Funnily enough, I just browsed through a book of essays by the man, in Borders earlier today– it looked fascinating. There was an interview with Bob Mould, which I read in the shop, an obituary for Burroughs and some other stuff. Still- £9.99 for rather a slim volume, an afternoon’s reading at best- yowch
 
 
HCE
15:56 / 09.07.03
For the record, DC is pro slash.
 
 
Querelle
21:04 / 10.07.03
Meme - The book you're referring to is "All Ears" and it's definitely worth the money, great interviews and essays.

Is Dennis Cooper on a tour or something? (please please please). I don't know why the guy doesn't have some kind of website. The closest is that fansite "Closer" which is never updated.

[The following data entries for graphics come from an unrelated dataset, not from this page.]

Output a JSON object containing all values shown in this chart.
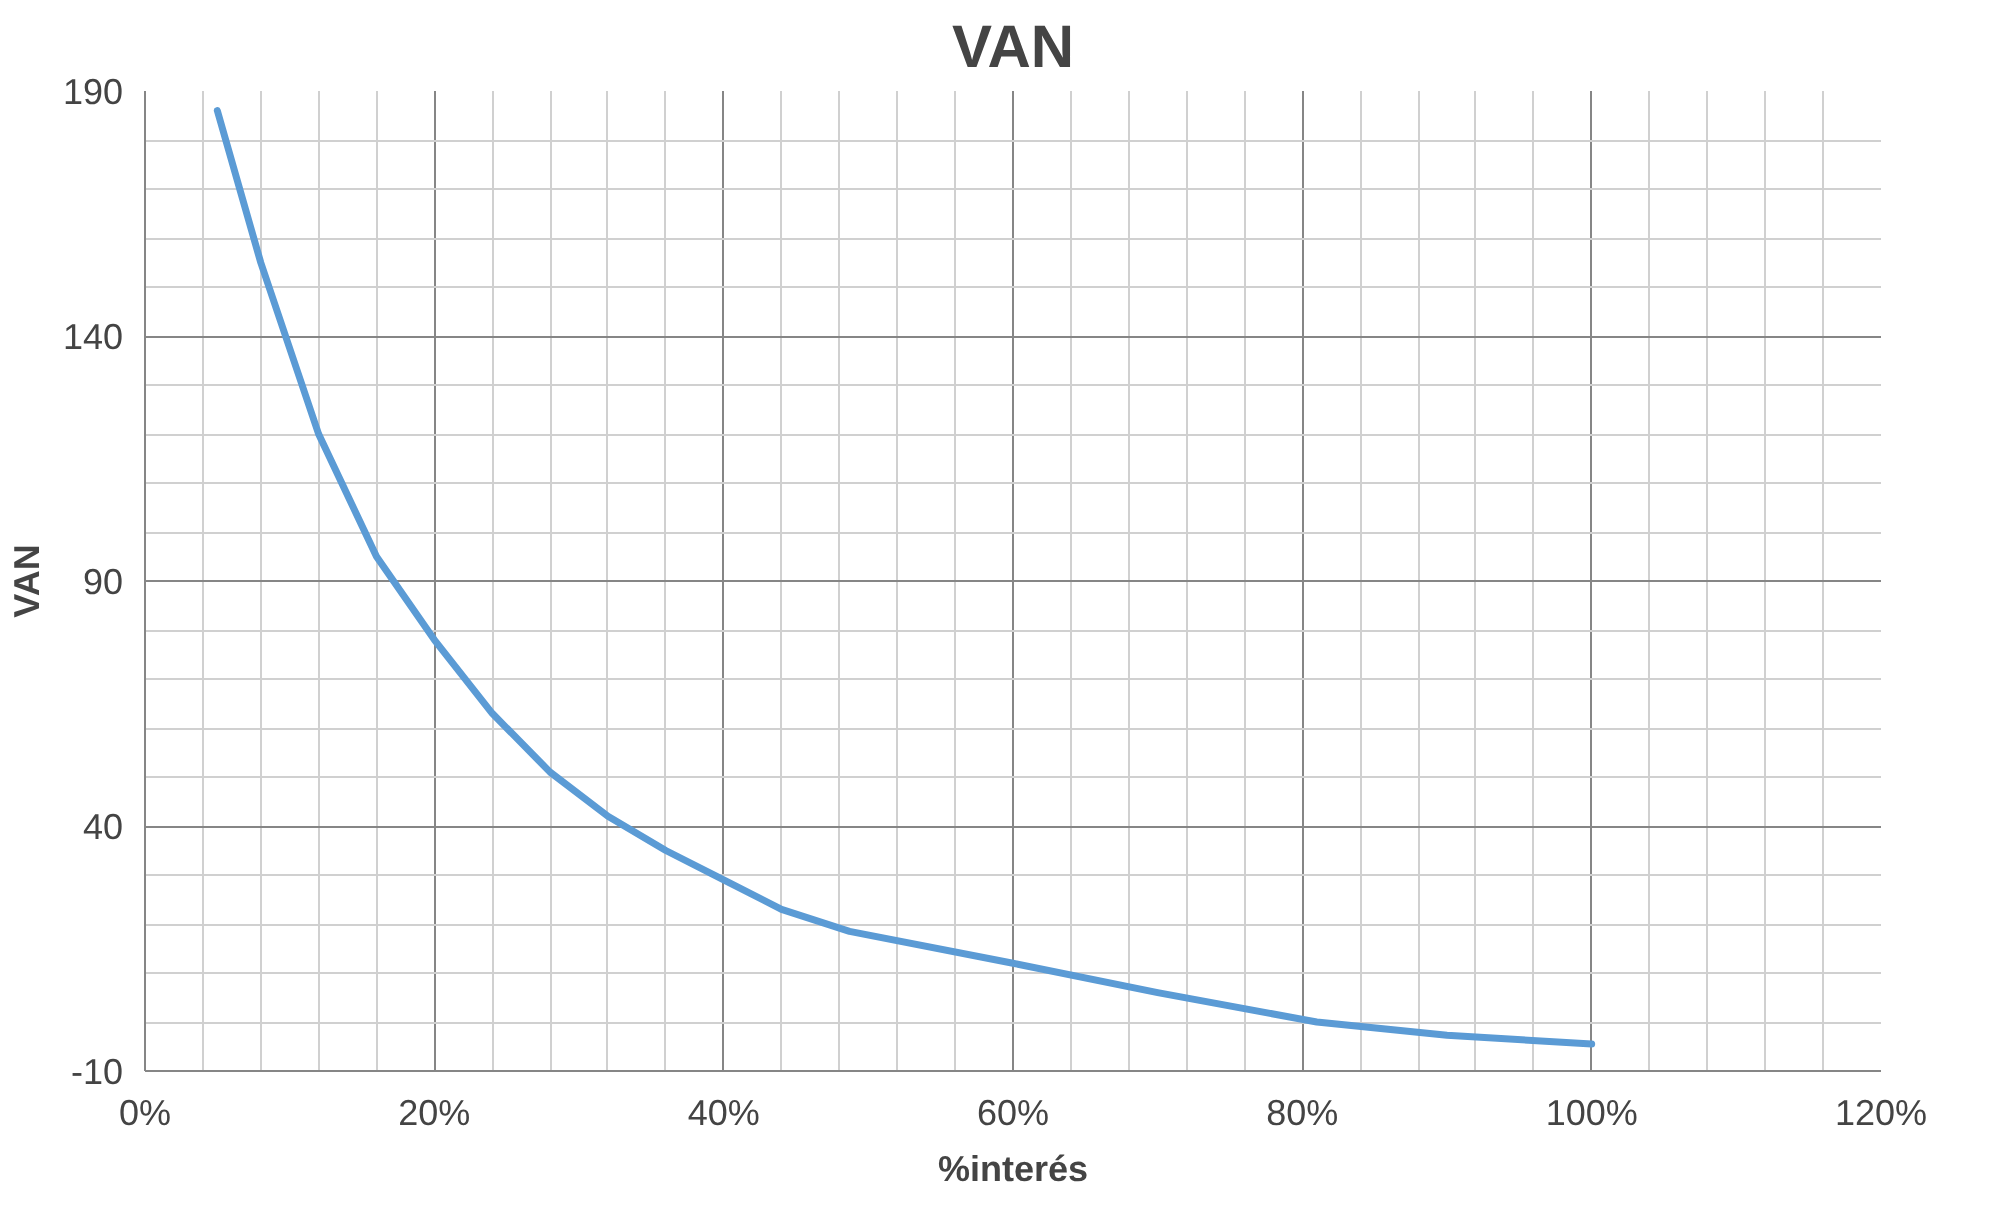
{
  "chart_data": {
    "type": "line",
    "title": "VAN",
    "xlabel": "%interés",
    "ylabel": "VAN",
    "x": [
      0.05,
      0.08,
      0.12,
      0.16,
      0.2,
      0.24,
      0.28,
      0.32,
      0.36,
      0.4,
      0.44,
      0.487,
      0.6,
      0.7,
      0.81,
      0.9,
      1.0
    ],
    "series": [
      {
        "color": "#5b9bd5",
        "values": [
          186,
          155,
          120,
          95,
          78,
          63,
          51,
          42,
          35,
          29,
          23,
          18.5,
          12,
          6,
          0,
          -2.7,
          -4.5
        ]
      }
    ],
    "xlim": [
      0,
      1.2
    ],
    "xticks": [
      {
        "value": 0,
        "label": "0%"
      },
      {
        "value": 0.2,
        "label": "20%"
      },
      {
        "value": 0.4,
        "label": "40%"
      },
      {
        "value": 0.6,
        "label": "60%"
      },
      {
        "value": 0.8,
        "label": "80%"
      },
      {
        "value": 1.0,
        "label": "100%"
      },
      {
        "value": 1.2,
        "label": "120%"
      }
    ],
    "ylim": [
      -10,
      190
    ],
    "yticks": [
      -10,
      40,
      90,
      140,
      190
    ],
    "grid": true,
    "marker": "none",
    "line_style": "solid"
  }
}
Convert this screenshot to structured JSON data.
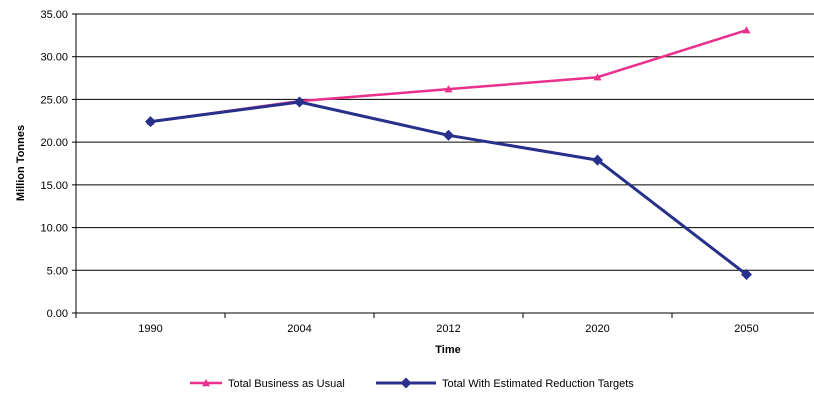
{
  "chart_data": {
    "type": "line",
    "categories": [
      "1990",
      "2004",
      "2012",
      "2020",
      "2050"
    ],
    "series": [
      {
        "name": "Total Business as Usual",
        "values": [
          22.4,
          24.8,
          26.2,
          27.6,
          33.1
        ],
        "color": "#e8308c",
        "marker": "triangle"
      },
      {
        "name": "Total With Estimated Reduction Targets",
        "values": [
          22.4,
          24.7,
          20.8,
          17.9,
          4.5
        ],
        "color": "#27308a",
        "marker": "diamond"
      }
    ],
    "xlabel": "Time",
    "ylabel": "Million Tonnes",
    "ylim": [
      0,
      35
    ],
    "yticks": [
      "0.00",
      "5.00",
      "10.00",
      "15.00",
      "20.00",
      "25.00",
      "30.00",
      "35.00"
    ],
    "grid": true,
    "legend_position": "bottom"
  }
}
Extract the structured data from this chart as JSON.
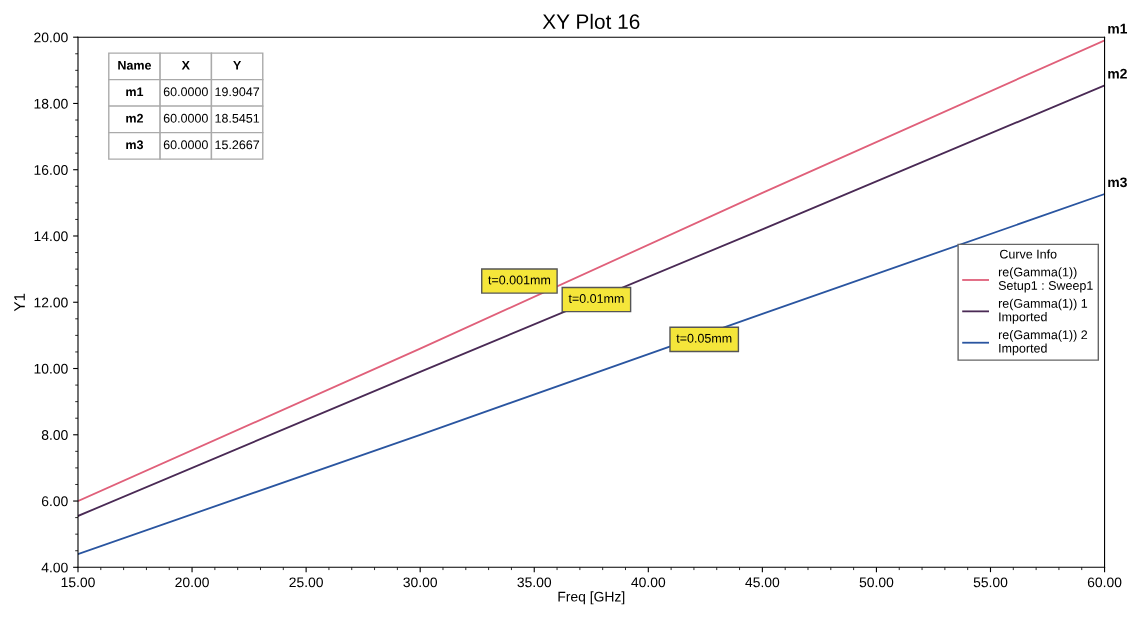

Except of course, the article that I wrote about him for a nameless website who refused to pay me for the work after they raped my piece.. but that's another story.
 
 
HCE
17:42 / 11.07.03
Not, I think, on tour. Has a new book in progress, as yet unfinished, and wanted to try out the first chapter on an audience. Didn't have a discussion period or a formal signing.
 
 
Querelle
19:06 / 11.07.03
Wanted to try it out on an audience but didn't have a discussion panel.. that's kinda weird.

Any info you can give us on what this new book sounds like? Standard Cooper fare?
 
 
HCE
00:00 / 12.07.03
I'm not sure what you would consider standard. It's not another George Miles book, certainly. The family at the center of this book is normal relative to some of the others that people his previous books. The Cooper voice is there though, clear and strong, and this work is so far much funnier than I recall him being before. A friend suggested that this was a sort of attack on a publishing industry and buying public that have not properly rewarded his efforts, which he denied (but he said he'd have to think about it).